Attorney-at-Law

REAL ESTATE PROFESSIONAL

In Uncategorized on 11/12/2020 at 16:59

No, not another Section 469(c)(7) dance-of-the-hours. Today we have Judge Holmes doing a history and an architectural portrait of The Queen City on the Lake, comparing and contrasting income-and-expense statements, doing brokers’ set-ups, checking out local economic conditions, patterns of building code enforcement, and generally mixing-and-matching dueling appraisals. A true real estate professional.

Beyond not dissing the partitive genitive, Judge Holmes shows an unusual understanding of what it is to “beg the question.” That’s petitio principi for scholars like Judges Albert G. Lauber and Patrick J. Urda.
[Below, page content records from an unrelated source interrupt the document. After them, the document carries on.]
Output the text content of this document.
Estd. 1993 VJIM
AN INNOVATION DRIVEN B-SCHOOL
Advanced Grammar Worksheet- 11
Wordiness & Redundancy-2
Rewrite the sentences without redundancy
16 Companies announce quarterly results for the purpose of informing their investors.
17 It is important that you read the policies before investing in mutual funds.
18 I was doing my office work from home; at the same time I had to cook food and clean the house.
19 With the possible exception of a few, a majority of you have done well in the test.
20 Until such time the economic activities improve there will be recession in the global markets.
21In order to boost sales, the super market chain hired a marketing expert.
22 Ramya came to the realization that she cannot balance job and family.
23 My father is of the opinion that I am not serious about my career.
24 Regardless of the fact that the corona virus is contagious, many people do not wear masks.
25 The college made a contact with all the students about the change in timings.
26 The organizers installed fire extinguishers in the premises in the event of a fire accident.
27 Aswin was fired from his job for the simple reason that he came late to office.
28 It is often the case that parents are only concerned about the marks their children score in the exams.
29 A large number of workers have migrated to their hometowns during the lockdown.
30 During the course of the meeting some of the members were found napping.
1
Speaking of the IRS’ expert’s appraisal, “K instead used the selected comparable properties to calculate pre-easement values and then begged the question of an easement’s effect by concluding that the after values would remain unchanged because “there is no credible support for a Facade Easement adversely effecting the market value of a property like the subject when the property is already encumbered with Historic Preservation Restrictions.” 2020 T. C. Memo. 153, at p. 33.(Name omitted). The proof assumes the proposition; circular reasoning, as opposed to “raises” or “invokes” or “invites” the question.

You have to read the opinion to see how Judge Holmes deals with the before-and-after appraisals. IRS’ appraiser comes nearest to what my colleague Peter Reilly, CPA, has called a Gunga Din appraisal: “Was nothin’ much before, An’ rather less than ’arf o’ that be’ind.”
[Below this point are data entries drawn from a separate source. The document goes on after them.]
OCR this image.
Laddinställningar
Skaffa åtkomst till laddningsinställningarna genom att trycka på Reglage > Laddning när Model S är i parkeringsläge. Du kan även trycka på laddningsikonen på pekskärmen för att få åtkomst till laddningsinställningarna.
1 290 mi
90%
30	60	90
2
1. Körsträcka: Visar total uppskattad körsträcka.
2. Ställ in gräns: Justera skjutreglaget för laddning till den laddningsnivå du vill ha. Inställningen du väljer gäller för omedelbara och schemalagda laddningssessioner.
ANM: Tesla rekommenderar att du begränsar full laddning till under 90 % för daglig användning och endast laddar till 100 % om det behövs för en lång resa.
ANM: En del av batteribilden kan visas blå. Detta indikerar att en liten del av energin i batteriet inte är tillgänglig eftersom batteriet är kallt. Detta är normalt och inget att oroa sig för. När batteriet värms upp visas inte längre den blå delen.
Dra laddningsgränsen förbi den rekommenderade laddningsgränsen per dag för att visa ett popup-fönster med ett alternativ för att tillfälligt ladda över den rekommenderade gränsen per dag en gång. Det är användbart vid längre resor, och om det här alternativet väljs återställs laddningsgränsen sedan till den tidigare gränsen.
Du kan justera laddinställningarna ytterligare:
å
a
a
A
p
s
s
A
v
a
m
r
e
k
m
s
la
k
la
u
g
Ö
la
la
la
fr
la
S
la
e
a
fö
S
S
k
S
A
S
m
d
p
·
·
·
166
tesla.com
The case is Anthony M. Kissling and Suzanne R. Kissling, 2020 T. C. Memo. 153, filed 11/12/20. Yes, they were here before, in my classic blogpost “The Stealth Subpoena,” 7/16/15.

Tony was a NYC real estate pro who, finding the Apple scene a wee bit rich, clichéd off to Buffalo, bought a couple run-down but landmarked relics of the early-Twentieth Century-gilded age (this is Judge Holmes, after all), gave them a facelift, and put on some historic façade easements. And though Tony got the mortgagees to sign aboard from the getgo, IRS stiped away any problems with grabs of proceeds from casualty or condemnation.
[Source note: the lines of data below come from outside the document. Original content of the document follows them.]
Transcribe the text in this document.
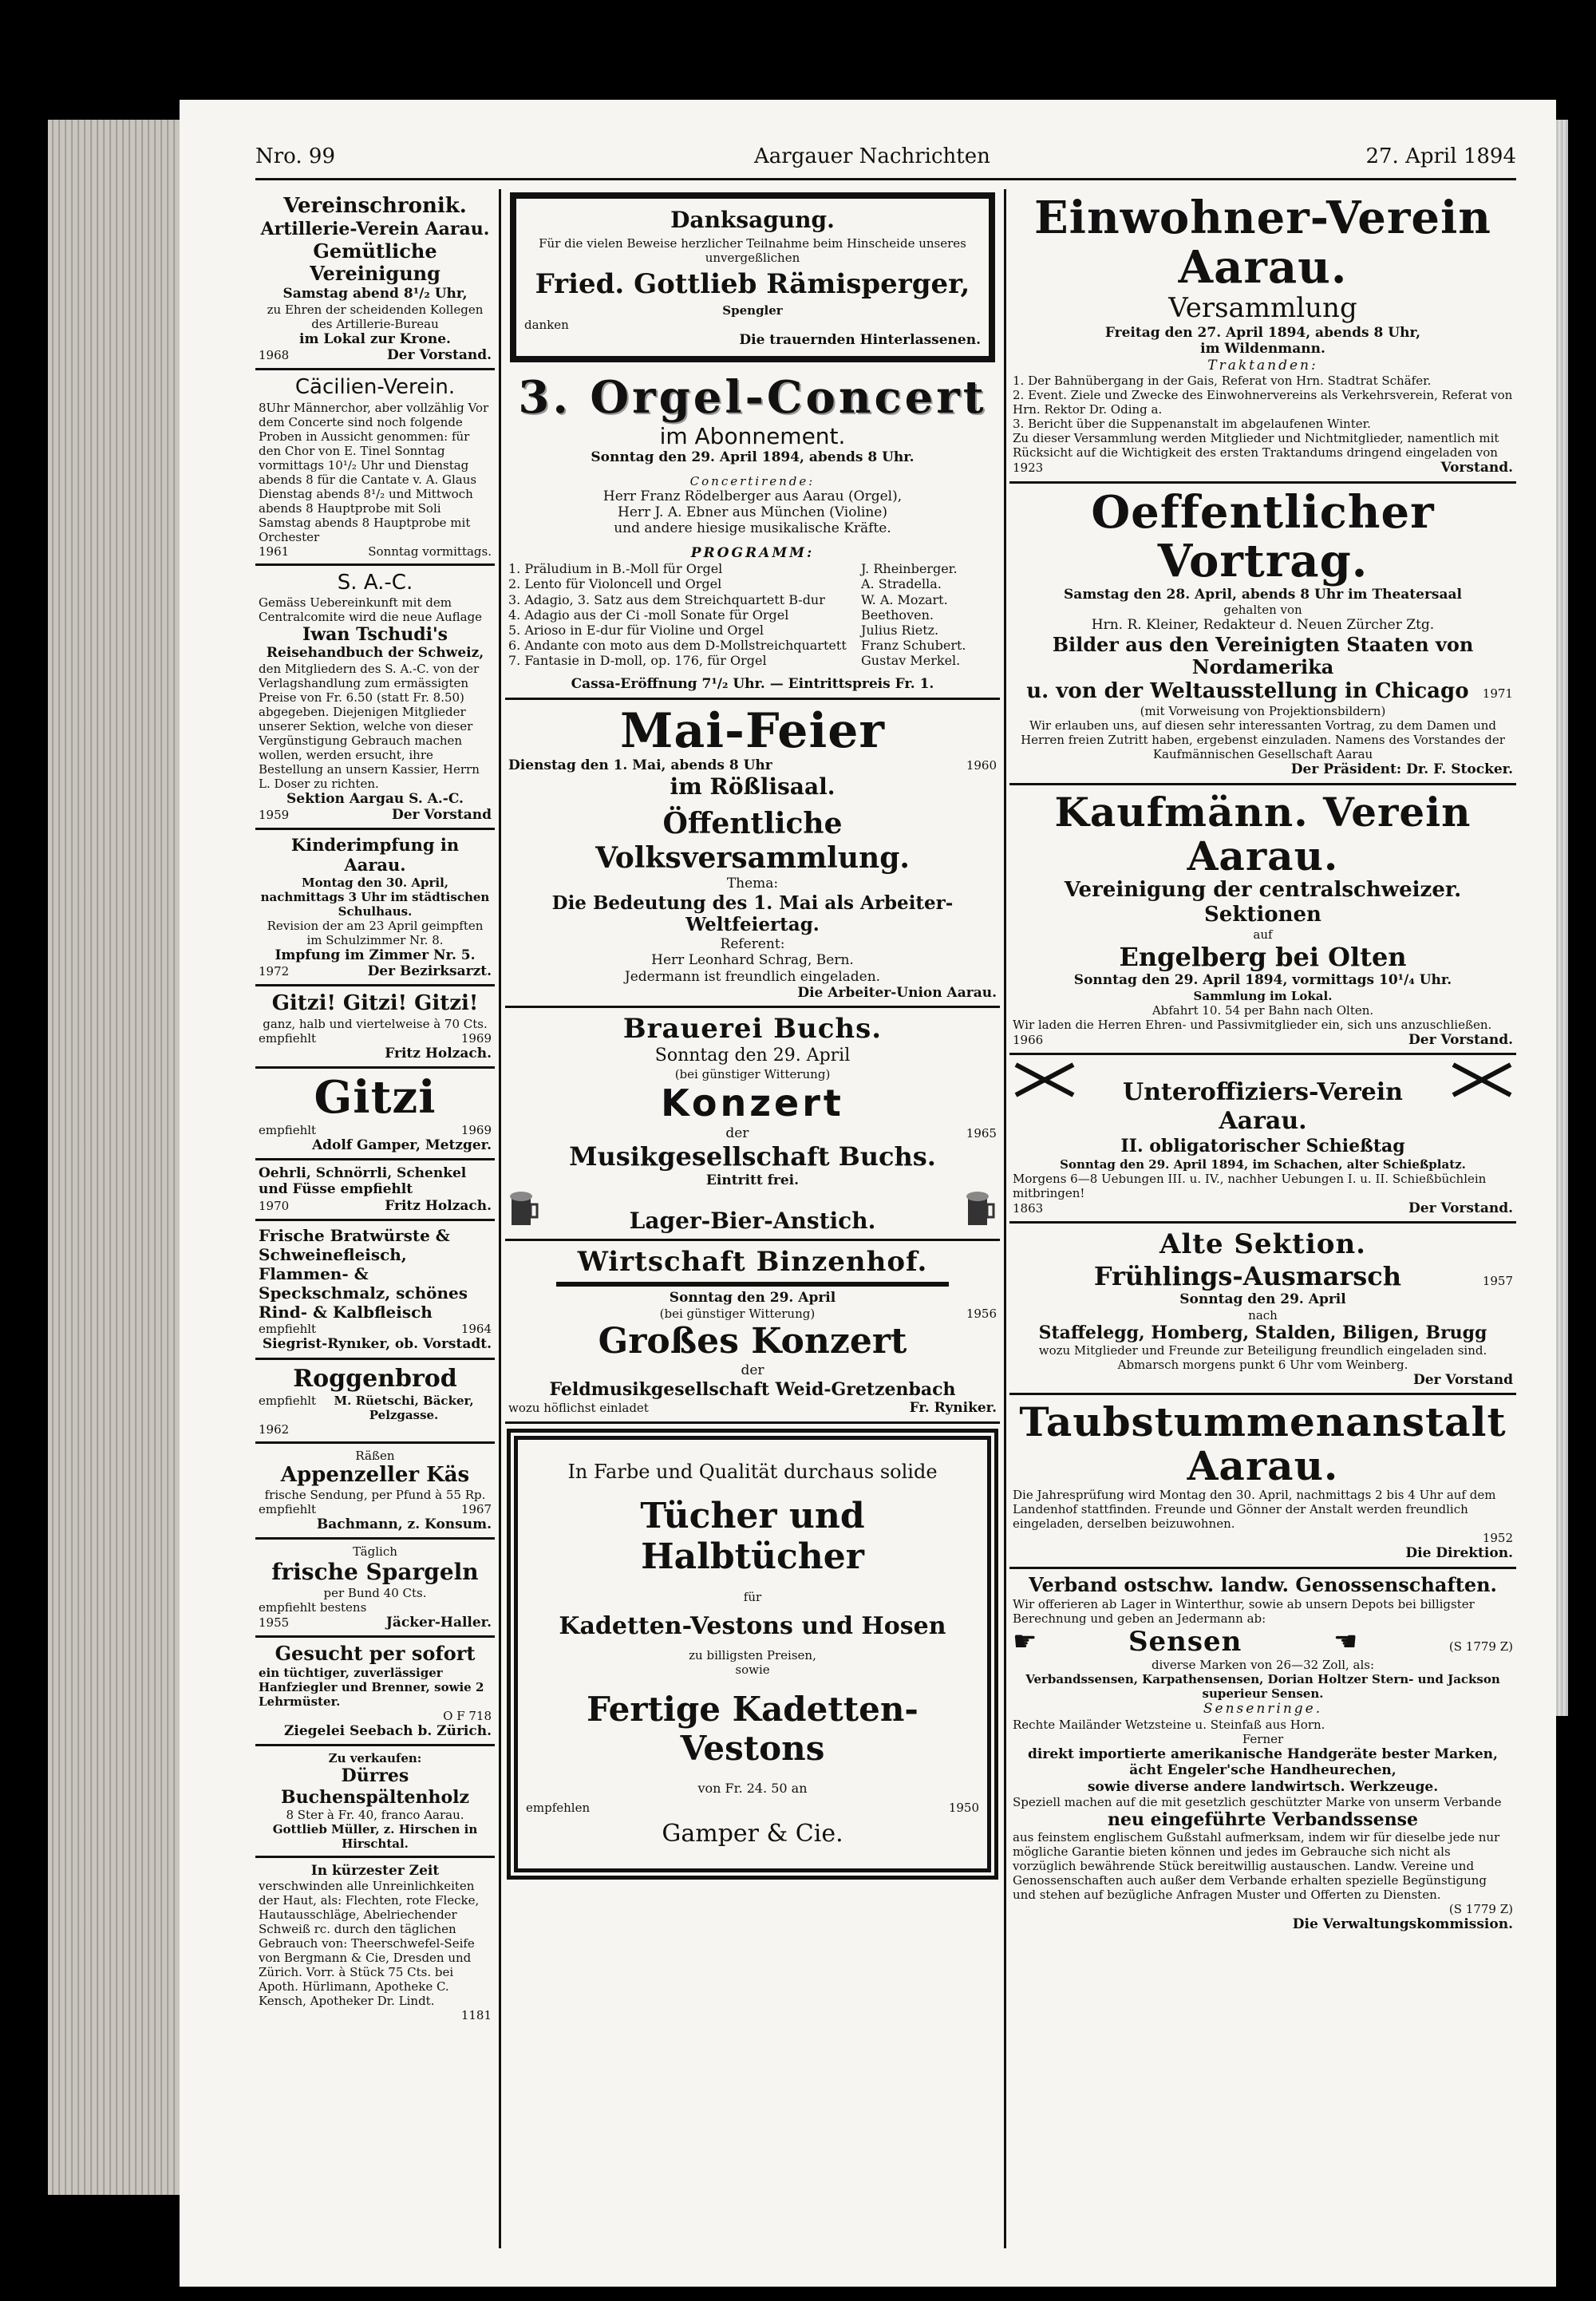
Nro. 99	Aargauer Nachrichten	27. April 1894

Vereinschronik.

Artillerie-Verein Aarau.

Gemütliche Vereinigung

Samstag abend 8¹/₂ Uhr,

zu Ehren der scheidenden Kollegen des Artillerie-Bureau

im Lokal zur Krone.

1968	Der Vorstand.

Cäcilien-Verein.

8Uhr Männerchor, aber vollzählig Vor dem Concerte sind noch folgende Proben in Aussicht genommen: für den Chor von E. Tinel Sonntag vormittags 10¹/₂ Uhr und Dienstag abends 8 für die Cantate v. A. Glaus Dienstag abends 8¹/₂ und Mittwoch abends 8 Hauptprobe mit Soli Samstag abends 8 Hauptprobe mit Orchester

1961	Sonntag vormittags.

S. A.-C.

Gemäss Uebereinkunft mit dem Centralcomite wird die neue Auflage

Iwan Tschudi's

Reisehandbuch der Schweiz,

den Mitgliedern des S. A.-C. von der Verlagshandlung zum ermässigten Preise von Fr. 6.50 (statt Fr. 8.50) abgegeben. Diejenigen Mitglieder unserer Sektion, welche von dieser Vergünstigung Gebrauch machen wollen, werden ersucht, ihre Bestellung an unsern Kassier, Herrn L. Doser zu richten.

Sektion Aargau S. A.-C.

1959	Der Vorstand

Kinderimpfung in Aarau.

Montag den 30. April, nachmittags 3 Uhr im städtischen Schulhaus.

Revision der am 23 April geimpften im Schulzimmer Nr. 8.

Impfung im Zimmer Nr. 5.

1972	Der Bezirksarzt.

Gitzi! Gitzi! Gitzi!

ganz, halb und viertelweise à 70 Cts.

empfiehlt	1969

Fritz Holzach.

Gitzi

empfiehlt	1969

Adolf Gamper, Metzger.

Oehrli, Schnörrli, Schenkel und Füsse empfiehlt

1970	Fritz Holzach.

Frische Bratwürste & Schweinefleisch, Flammen- & Speckschmalz, schönes Rind- & Kalbfleisch

empfiehlt	1964

Siegrist-Rynıker, ob. Vorstadt.

Roggenbrod

empfiehlt	M. Rüetschi, Bäcker, Pelzgasse.

1962

Räßen

Appenzeller Käs

frische Sendung, per Pfund à 55 Rp.

empfiehlt	1967

Bachmann, z. Konsum.

Täglich

frische Spargeln

per Bund 40 Cts.

empfiehlt bestens

1955	Jäcker-Haller.

Gesucht per sofort

ein tüchtiger, zuverlässiger Hanfziegler und Brenner, sowie 2 Lehrmüster.

O F 718

Ziegelei Seebach b. Zürich.

Zu verkaufen:

Dürres Buchenspältenholz

8 Ster à Fr. 40, franco Aarau.

Gottlieb Müller, z. Hirschen in Hirschtal.

In kürzester Zeit

verschwinden alle Unreinlichkeiten der Haut, als: Flechten, rote Flecke, Hautausschläge, Abelriechender Schweiß rc. durch den täglichen Gebrauch von: Theerschwefel-Seife von Bergmann & Cie, Dresden und Zürich. Vorr. à Stück 75 Cts. bei Apoth. Hürlimann, Apotheke C. Kensch, Apotheker Dr. Lindt.

1181

Danksagung.

Für die vielen Beweise herzlicher Teilnahme beim Hinscheide unseres unvergeßlichen

Fried. Gottlieb Rämisperger,

Spengler

danken

Die trauernden Hinterlassenen.

3. Orgel-Concert

im Abonnement.

Sonntag den 29. April 1894, abends 8 Uhr.

Concertirende:

Herr Franz Rödelberger aus Aarau (Orgel),

Herr J. A. Ebner aus München (Violine)

und andere hiesige musikalische Kräfte.

PROGRAMM:

1. Präludium in B.-Moll für Orgel	J. Rheinberger.
2. Lento für Violoncell und Orgel	A. Stradella.
3. Adagio, 3. Satz aus dem Streichquartett B-dur	W. A. Mozart.
4. Adagio aus der Ci -moll Sonate für Orgel	Beethoven.
5. Arioso in E-dur für Violine und Orgel	Julius Rietz.
6. Andante con moto aus dem D-Mollstreichquartett	Franz Schubert.
7. Fantasie in D-moll, op. 176, für Orgel	Gustav Merkel.

Cassa-Eröffnung 7¹/₂ Uhr. — Eintrittspreis Fr. 1.

Mai-Feier

Dienstag den 1. Mai, abends 8 Uhr	1960

im Rößlisaal.

Öffentliche Volksversammlung.

Thema:

Die Bedeutung des 1. Mai als Arbeiter-Weltfeiertag.

Referent:

Herr Leonhard Schrag, Bern.

Jedermann ist freundlich eingeladen.

Die Arbeiter-Union Aarau.

Brauerei Buchs.

Sonntag den 29. April

(bei günstiger Witterung)

Konzert

der	1965

Musikgesellschaft Buchs.

Eintritt frei.

Lager-Bier-Anstich.

Wirtschaft Binzenhof.

Sonntag den 29. April

(bei günstiger Witterung)	1956

Großes Konzert

der

Feldmusikgesellschaft Weid-Gretzenbach

wozu höflichst einladet	Fr. Ryniker.

In Farbe und Qualität durchaus solide

Tücher und Halbtücher

für

Kadetten-Vestons und Hosen

zu billigsten Preisen,

sowie

Fertige Kadetten-Vestons

von Fr. 24. 50 an

empfehlen	1950

Gamper & Cie.

Einwohner-Verein Aarau.

Versammlung

Freitag den 27. April 1894, abends 8 Uhr,

im Wildenmann.

Traktanden:

1. Der Bahnübergang in der Gais, Referat von Hrn. Stadtrat Schäfer.

2. Event. Ziele und Zwecke des Einwohnervereins als Verkehrsverein, Referat von Hrn. Rektor Dr. Oding a.

3. Bericht über die Suppenanstalt im abgelaufenen Winter.

Zu dieser Versammlung werden Mitglieder und Nichtmitglieder, namentlich mit Rücksicht auf die Wichtigkeit des ersten Traktandums dringend eingeladen von

1923	Vorstand.

Oeffentlicher Vortrag.

Samstag den 28. April, abends 8 Uhr im Theatersaal

gehalten von

Hrn. R. Kleiner, Redakteur d. Neuen Zürcher Ztg.

Bilder aus den Vereinigten Staaten von Nordamerika

u. von der Weltausstellung in Chicago 1971

(mit Vorweisung von Projektionsbildern)

Wir erlauben uns, auf diesen sehr interessanten Vortrag, zu dem Damen und Herren freien Zutritt haben, ergebenst einzuladen. Namens des Vorstandes der Kaufmännischen Gesellschaft Aarau

Der Präsident: Dr. F. Stocker.

Kaufmänn. Verein Aarau.

Vereinigung der centralschweizer. Sektionen

auf

Engelberg bei Olten

Sonntag den 29. April 1894, vormittags 10¹/₄ Uhr.

Sammlung im Lokal.

Abfahrt 10. 54 per Bahn nach Olten.

Wir laden die Herren Ehren- und Passivmitglieder ein, sich uns anzuschließen.

1966	Der Vorstand.
Unteroffiziers-Verein Aarau.

II. obligatorischer Schießtag

Sonntag den 29. April 1894, im Schachen, alter Schießplatz.

Morgens 6—8 Uebungen III. u. IV., nachher Uebungen I. u. II. Schießbüchlein mitbringen!

1863	Der Vorstand.

Alte Sektion.

Frühlings-Ausmarsch	1957

Sonntag den 29. April

nach

Staffelegg, Homberg, Stalden, Biligen, Brugg

wozu Mitglieder und Freunde zur Beteiligung freundlich eingeladen sind. Abmarsch morgens punkt 6 Uhr vom Weinberg.

Der Vorstand

Taubstummenanstalt Aarau.

Die Jahresprüfung wird Montag den 30. April, nachmittags 2 bis 4 Uhr auf dem Landenhof stattfinden. Freunde und Gönner der Anstalt werden freundlich eingeladen, derselben beizuwohnen.

1952

Die Direktion.

Verband ostschw. landw. Genossenschaften.

Wir offerieren ab Lager in Winterthur, sowie ab unsern Depots bei billigster Berechnung und geben an Jedermann ab:

☛	Sensen	☚	(S 1779 Z)

diverse Marken von 26—32 Zoll, als:

Verbandssensen, Karpathensensen, Dorian Holtzer Stern- und Jackson superieur Sensen.

Sensenringe.

Rechte Mailänder Wetzsteine u. Steinfaß aus Horn.

Ferner

direkt importierte amerikanische Handgeräte bester Marken,

ächt Engeler'sche Handheurechen,

sowie diverse andere landwirtsch. Werkzeuge.

Speziell machen auf die mit gesetzlich geschützter Marke von unserm Verbande

neu eingeführte Verbandssense

aus feinstem englischem Gußstahl aufmerksam, indem wir für dieselbe jede nur mögliche Garantie bieten können und jedes im Gebrauche sich nicht als vorzüglich bewährende Stück bereitwillig austauschen. Landw. Vereine und Genossenschaften auch außer dem Verbande erhalten spezielle Begünstigung und stehen auf bezügliche Anfragen Muster und Offerten zu Diensten.

(S 1779 Z)

Die Verwaltungskommission.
When Judge Holmes gets through shredding the appraisers (two for Tony, and one for IRS) and mixing-and-matching the shards (he has tables; oh, does he have tables!), Tony and Suz only overstated their deductions by 15%, so Section 6662(h) is off the table.

My ultra-hip readers, who no doubt have read all my façade easement and conservation easement blogposts, not to mention all the cases cited by Judge Holmes, have cried out with one voice “Hold on, Champ! Where’s the extinguishment fracas? If the easement isn’t forever, it’s nothing, and there’s nada to deduct! So any number is too much!”

IRS stiped away any extinguishment objections. But even so, “The extinguishment clause grants the Trust “a portion of the proceeds * * * equal to the same proportion that the value of the initial easement donation bore to the entire value of the property * * * as estimated by a state licensed appraiser.” (Emphasis added.) Though the Commissioner stipulated away any potential issue related to the extinguishment clause, this doesn’t run afoul of our recent decision in Oakbrook Land Holdings, LLC v. Commissioner, T.C. Memo. 2020-54.” 2020 T. C. Memo. 153, at p. 17, footnote 13.

Vintage Holmes. I’ll miss him when he retires.